Five years ago, I discovered what is now my favorite metal band: Epica.
It's a Dutch band that blends the genres of gothic, symphonic, and progressive metal to create a distinctive sound.
Founded in 2002 by Mark Jansen, former member of After Forever, Epica started off strong as a unique symphonic metal band.
The band's albums all garnered positive feedback from critics both in Europe and the United States.
Though not well known in America, Epica is considered one of the great symphonic metal bands in Europe.
In a time when auto-tuning and the infamous "dubstep" appear to be taking over popular music, Epica's new release is like a breath of fresh air.
It is a band that always seems to be relevant, with each album providing a different yet profound message.
In the case of "Requiem for the Indifferent," the message revolves around the deterioration of the world and the indifference of the media-brainwashed masses.
Every song has meaningful lyrics all related to either apathy or advocacy, from the cautionary title song "Requiem for the Indifferent" to the more activist "Monopoly on Truth."
One of the more intense songs, "Internal Warfare," is based on the July 2011 terrorist attacks in Norway perpetrated by Labour Party extremist Anders Behring Breivik, which ended in 77 total deaths and 151 injuries. This song, like many others on this album provides a heavy, and often sad message about the state of our society.
As far as the music goes, this album reflects the classic Epica style: melodious female vocals, brutal death grunts, orchestra and choir, and a multilayered, meandering style of music.

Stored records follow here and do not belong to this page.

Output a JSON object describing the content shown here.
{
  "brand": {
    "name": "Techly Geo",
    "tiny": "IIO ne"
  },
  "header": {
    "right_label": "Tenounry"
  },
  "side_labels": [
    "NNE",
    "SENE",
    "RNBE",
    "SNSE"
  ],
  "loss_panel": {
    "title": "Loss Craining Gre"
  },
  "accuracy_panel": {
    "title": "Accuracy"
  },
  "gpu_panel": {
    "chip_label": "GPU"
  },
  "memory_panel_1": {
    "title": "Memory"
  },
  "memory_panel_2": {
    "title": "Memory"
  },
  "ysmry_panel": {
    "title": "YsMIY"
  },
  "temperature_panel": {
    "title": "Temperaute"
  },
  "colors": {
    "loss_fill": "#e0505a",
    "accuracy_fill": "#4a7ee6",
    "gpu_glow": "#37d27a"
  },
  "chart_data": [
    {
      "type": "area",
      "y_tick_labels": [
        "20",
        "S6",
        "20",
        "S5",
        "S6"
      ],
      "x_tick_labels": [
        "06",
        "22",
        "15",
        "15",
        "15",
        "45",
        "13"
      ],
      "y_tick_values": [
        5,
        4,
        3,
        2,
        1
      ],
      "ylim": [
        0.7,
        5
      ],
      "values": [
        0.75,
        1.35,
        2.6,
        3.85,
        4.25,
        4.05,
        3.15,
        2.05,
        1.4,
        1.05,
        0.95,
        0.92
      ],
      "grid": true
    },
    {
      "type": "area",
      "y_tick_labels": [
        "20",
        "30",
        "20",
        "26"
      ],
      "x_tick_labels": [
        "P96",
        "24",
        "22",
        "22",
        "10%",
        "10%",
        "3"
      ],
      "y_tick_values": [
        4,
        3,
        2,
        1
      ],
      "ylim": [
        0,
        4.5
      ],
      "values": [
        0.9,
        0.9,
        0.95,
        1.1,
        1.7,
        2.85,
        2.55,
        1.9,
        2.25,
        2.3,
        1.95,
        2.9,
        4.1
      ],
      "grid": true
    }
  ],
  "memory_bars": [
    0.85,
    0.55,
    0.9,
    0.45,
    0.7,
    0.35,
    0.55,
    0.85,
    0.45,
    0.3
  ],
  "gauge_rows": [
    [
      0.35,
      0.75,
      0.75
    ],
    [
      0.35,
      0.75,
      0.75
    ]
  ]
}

The classical aspects of orchestra, choir, and operatic vocals blend nicely with standard gothic metal-a trademark for "Epica." Each song is modeled like a story, complete with exposition, rising action, climax, and resolution; there is never a dull moment, even in the ballads "Delirium" and "Deep Water Horizon."
Incidentally, my two favorite songs on the album are the two longest: "Monopoly on Truth" and "Serenade of Self-Destruction."
Both have the classic multilayered sound that combines soft classical music with brash metal, complete with singer Simone Simons' intense vocals.
In particular, "Serenade of Self- Destruction" provides the perfect ending to the album with lyrics that exude finality such as, "why won't you lie with me, my light's ending/ On a night when I find, I'll take my final flight."
The themes of death and acceptance of death are prevalent in this song as well, which suggests leaving this decaying world for a better one.
Whether it's political freedom, public indifference, or religious fundamentalism, each of Epica's albums provides a theme and a message that is relevant to today's world.
With this album, the message is that we should open our eyes to the destruction of the world before it is too late. This message is conveyed through songs about society, apathy, and cautionary tales.
These deep lyrics are backed by some of the best instrumentals I've ever heard, where it incorporates everything from orchestra to exotic instruments to electric guitars and drums.
This album only furthers my love for the band, because they're constantly changing; yet never straying from their classic sound. If they haven't already, fans of metal should definitely check out "Epica," especially this politically charged album.